Une vision à long terme
Le plus difficile est peut-être de ne pas savoir quand ou si la crise se termine. Vous ne pouvez pas vous raccrocher à l’idée qu’il faut attendre la fin de la crise, car elle ne sera peut-être jamais terminée. C’est la vie maintenant, et elle doit être vivable. Cela signifie qu’il faut passer de l’attente à la construction.
Fixez-vous des objectifs qui s’inscrivent dans la réalité, comme l’agrandissement du jardin de survie, la réparation de l’infrastructure ou l’acquisition de nouvelles compétences. Documentez votre expérience pour donner un sens à votre vie et traiter les traumatismes. Acceptez les mauvais jours comme étant normaux, car la survie est loin d’être un bonheur quotidien. Le succès, qu’il soit grand ou petit, est ce qui vous fait avancer.
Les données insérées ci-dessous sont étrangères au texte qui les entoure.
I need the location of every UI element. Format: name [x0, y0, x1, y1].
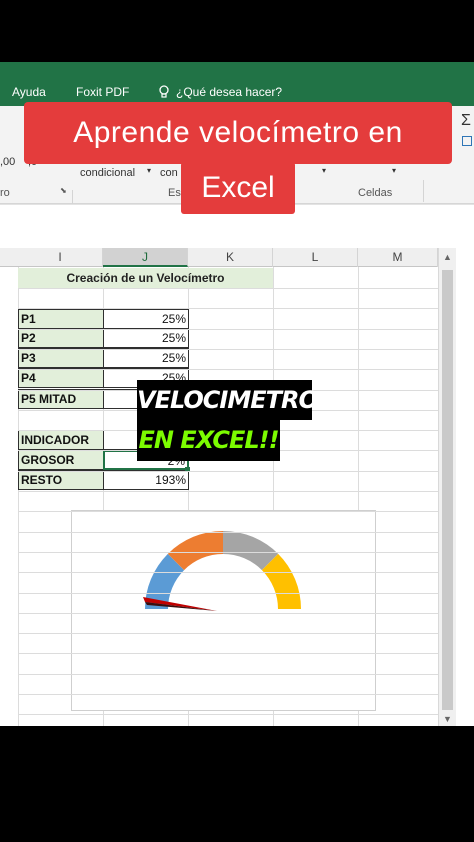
column-header-l[interactable]: L: [273, 248, 358, 267]
screenshot: Ayuda Foxit PDF ¿Qué desea hacer? ,00 ,0…: [0, 0, 474, 842]
cell-label-grosor[interactable]: GROSOR: [18, 450, 104, 470]
ribbon-separator: [72, 190, 73, 204]
grid-line: [18, 491, 438, 492]
cell-label-indicador[interactable]: INDICADOR: [18, 430, 104, 450]
chevron-down-icon[interactable]: ▾: [147, 166, 151, 175]
caption-line-2: EN EXCEL!!: [137, 420, 280, 461]
menu-ayuda[interactable]: Ayuda: [12, 85, 46, 99]
ribbon-separator: [423, 180, 424, 202]
gauge-svg: [143, 531, 301, 611]
dialog-launcher-icon[interactable]: ⬊: [60, 186, 67, 195]
ribbon-number-a: ,00: [0, 156, 16, 168]
cell-value-p3[interactable]: 25%: [103, 348, 189, 368]
grid-line: [18, 572, 438, 573]
format-as-table-button[interactable]: con: [160, 167, 178, 179]
cell-label-p2[interactable]: P2: [18, 328, 104, 348]
grid-line: [18, 552, 438, 553]
column-header-i[interactable]: I: [18, 248, 103, 267]
cell-label-p1[interactable]: P1: [18, 309, 104, 329]
group-label-number: ro: [0, 187, 10, 199]
cell-label-p3[interactable]: P3: [18, 348, 104, 368]
sum-icon[interactable]: Σ: [461, 112, 471, 130]
grid-line: [18, 593, 438, 594]
group-label-cells: Celdas: [358, 187, 393, 199]
grid-line: [18, 532, 438, 533]
fill-icon[interactable]: [462, 136, 472, 146]
grid-line: [18, 694, 438, 695]
grid-line: [18, 471, 438, 472]
tell-me-search[interactable]: ¿Qué desea hacer?: [176, 85, 282, 99]
sheet-title-cell[interactable]: Creación de un Velocímetro: [18, 268, 273, 288]
grid-line: [18, 329, 438, 330]
vertical-scrollbar[interactable]: ▲ ▼: [438, 248, 456, 726]
column-header-row: I J K L M: [0, 248, 438, 267]
column-header-m[interactable]: M: [358, 248, 438, 267]
cell-label-p5-mitad[interactable]: P5 MITAD: [18, 389, 104, 409]
caption-line-1: VELOCIMETRO: [137, 380, 319, 420]
grid-line: [18, 308, 438, 309]
cell-label-p4[interactable]: P4: [18, 368, 104, 388]
speedometer-chart[interactable]: [71, 510, 376, 711]
menu-foxit-pdf[interactable]: Foxit PDF: [76, 85, 129, 99]
grid-line: [18, 653, 438, 654]
scrollbar-thumb[interactable]: [442, 270, 453, 710]
cell-value-p2[interactable]: 25%: [103, 328, 189, 348]
grid-line: [18, 369, 438, 370]
cell-label-resto[interactable]: RESTO: [18, 470, 104, 490]
chevron-down-icon[interactable]: ▾: [392, 166, 396, 175]
title-strip: [0, 62, 474, 78]
grid-line: [18, 288, 438, 289]
cell-value-p1[interactable]: 25%: [103, 309, 189, 329]
group-label-styles: Es: [168, 187, 181, 199]
column-header-j[interactable]: J: [103, 248, 188, 267]
video-title-banner: Aprende velocímetro en: [24, 102, 452, 164]
chevron-down-icon[interactable]: ▾: [322, 166, 326, 175]
grid-line: [18, 511, 438, 512]
cell-value-resto[interactable]: 193%: [103, 470, 189, 490]
worksheet-grid[interactable]: I J K L M Creación de un Velocímetro P1 …: [0, 248, 438, 726]
grid-line: [18, 613, 438, 614]
grid-line: [18, 349, 438, 350]
grid-line: [18, 714, 438, 715]
video-title-banner-line2: Excel: [181, 162, 295, 214]
grid-line: [18, 633, 438, 634]
scroll-down-icon[interactable]: ▼: [443, 714, 452, 724]
grid-line: [18, 674, 438, 675]
window-edge: [456, 248, 474, 726]
lightbulb-icon: [158, 85, 170, 102]
column-header-k[interactable]: K: [188, 248, 273, 267]
conditional-format-button[interactable]: condicional: [80, 167, 135, 179]
scroll-up-icon[interactable]: ▲: [443, 252, 452, 262]
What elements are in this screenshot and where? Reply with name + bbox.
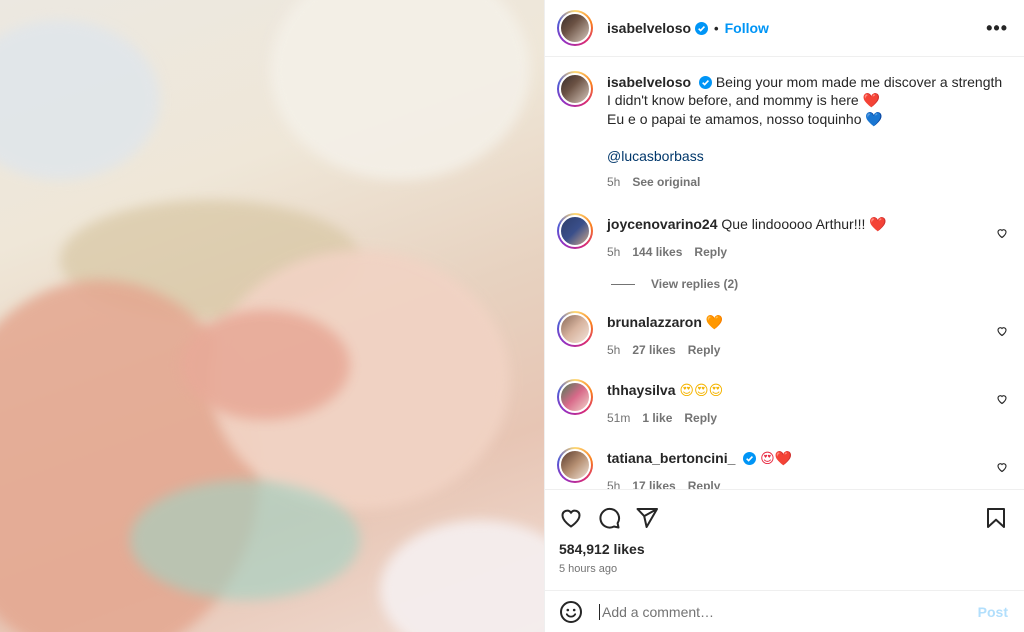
comment-emoji: 😍❤️: [760, 451, 793, 467]
red-heart-emoji: ❤️: [862, 93, 881, 109]
post-actions: 584,912 likes 5 hours ago Add a comment……: [545, 489, 1024, 632]
comment-username[interactable]: thhaysilva: [607, 382, 675, 398]
comment-avatar[interactable]: [557, 379, 593, 415]
post-side-panel: isabelveloso • Follow ••• isabelveloso B…: [544, 0, 1024, 632]
verified-badge-icon: [695, 21, 709, 35]
photo-incubator: [270, 0, 530, 180]
caption-text-line2: Eu e o papai te amamos, nosso toquinho: [607, 111, 862, 127]
author-avatar[interactable]: [557, 10, 593, 46]
verified-badge-icon: [698, 76, 712, 89]
comment-time[interactable]: 51m: [607, 409, 630, 427]
comment-time[interactable]: 5h: [607, 243, 620, 261]
photo-baby-hand: [180, 310, 350, 420]
caption-mention-link[interactable]: @lucasborbass: [607, 147, 1008, 165]
comment-emoji: 😍😍😍: [679, 383, 724, 399]
caption-avatar[interactable]: [557, 71, 593, 107]
comment-avatar[interactable]: [557, 213, 593, 249]
comment-emoji: 🧡: [705, 315, 724, 331]
comments-list[interactable]: isabelveloso Being your mom made me disc…: [545, 57, 1024, 489]
comment-time[interactable]: 5h: [607, 341, 620, 359]
photo-tube: [130, 480, 360, 600]
comment-reply-button[interactable]: Reply: [688, 477, 721, 489]
caption-time[interactable]: 5h: [607, 173, 620, 191]
comment-composer: Add a comment… Post: [545, 590, 1024, 632]
save-bookmark-icon[interactable]: [984, 506, 1008, 530]
comment-likes[interactable]: 1 like: [642, 409, 672, 427]
comment-username[interactable]: tatiana_bertoncini_: [607, 450, 735, 466]
share-paper-plane-icon[interactable]: [635, 506, 659, 530]
photo-sleeve: [380, 520, 544, 632]
comment-row: tatiana_bertoncini_ 😍❤️ 5h 17 likes Repl…: [557, 447, 1008, 489]
comment-emoji: ❤️: [869, 217, 887, 233]
like-comment-heart-icon[interactable]: [996, 393, 1008, 405]
view-replies-label: View replies (2): [651, 277, 739, 291]
action-icons: [559, 490, 1008, 545]
comment-reply-button[interactable]: Reply: [688, 341, 721, 359]
comment-reply-button[interactable]: Reply: [694, 243, 727, 261]
follow-button[interactable]: Follow: [725, 20, 769, 36]
photo-blanket: [0, 20, 160, 180]
comment-text: Que lindooooo Arthur!!!: [721, 216, 866, 232]
comment-username[interactable]: joycenovarino24: [607, 216, 718, 232]
comment-bubble-icon[interactable]: [597, 506, 621, 530]
comment-row: brunalazzaron 🧡 5h 27 likes Reply: [557, 311, 1008, 359]
emoji-picker-icon[interactable]: [559, 600, 583, 624]
like-comment-heart-icon[interactable]: [996, 227, 1008, 239]
like-comment-heart-icon[interactable]: [996, 325, 1008, 337]
caption-username[interactable]: isabelveloso: [607, 74, 691, 90]
instagram-post: isabelveloso • Follow ••• isabelveloso B…: [0, 0, 1024, 632]
caption: isabelveloso Being your mom made me disc…: [557, 71, 1008, 191]
see-original-button[interactable]: See original: [632, 173, 700, 191]
view-replies-button[interactable]: View replies (2): [611, 277, 1008, 291]
comment-likes[interactable]: 17 likes: [632, 477, 675, 489]
comment-avatar[interactable]: [557, 447, 593, 483]
like-comment-heart-icon[interactable]: [996, 461, 1008, 473]
comment-likes[interactable]: 144 likes: [632, 243, 682, 261]
comment-row: thhaysilva 😍😍😍 51m 1 like Reply: [557, 379, 1008, 427]
comment-username[interactable]: brunalazzaron: [607, 314, 702, 330]
add-comment-input[interactable]: Add a comment…: [599, 603, 978, 620]
post-time[interactable]: 5 hours ago: [559, 563, 1008, 575]
like-heart-icon[interactable]: [559, 506, 583, 530]
post-header: isabelveloso • Follow •••: [545, 0, 1024, 57]
likes-count[interactable]: 584,912 likes: [559, 541, 1008, 557]
header-separator: •: [714, 20, 719, 36]
comment-likes[interactable]: 27 likes: [632, 341, 675, 359]
comment-avatar[interactable]: [557, 311, 593, 347]
post-comment-button[interactable]: Post: [978, 604, 1008, 620]
comment-reply-button[interactable]: Reply: [684, 409, 717, 427]
replies-divider: [611, 283, 635, 285]
post-photo[interactable]: [0, 0, 544, 632]
comment-time[interactable]: 5h: [607, 477, 620, 489]
verified-badge-icon: [743, 452, 757, 465]
comment-row: joycenovarino24 Que lindooooo Arthur!!! …: [557, 213, 1008, 261]
blue-heart-emoji: 💙: [865, 112, 883, 128]
author-username[interactable]: isabelveloso: [607, 20, 691, 36]
more-options-icon[interactable]: •••: [986, 18, 1008, 39]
N’oubliez pas qu’au début, votre objectif n’est pas de prospérer, mais plutôt d’endurer. Certains jours, vous pouvez accomplir de grandes choses, tandis que d’autres jours, le simple fait de sortir du lit et de manger quelque chose ressemble à une victoire. Les deux comptent et ce qui maintient les gens en vie n’est pas la force, mais la structure et les pratiques qui vous permettent de tenir le coup lorsque votre propre force faiblit.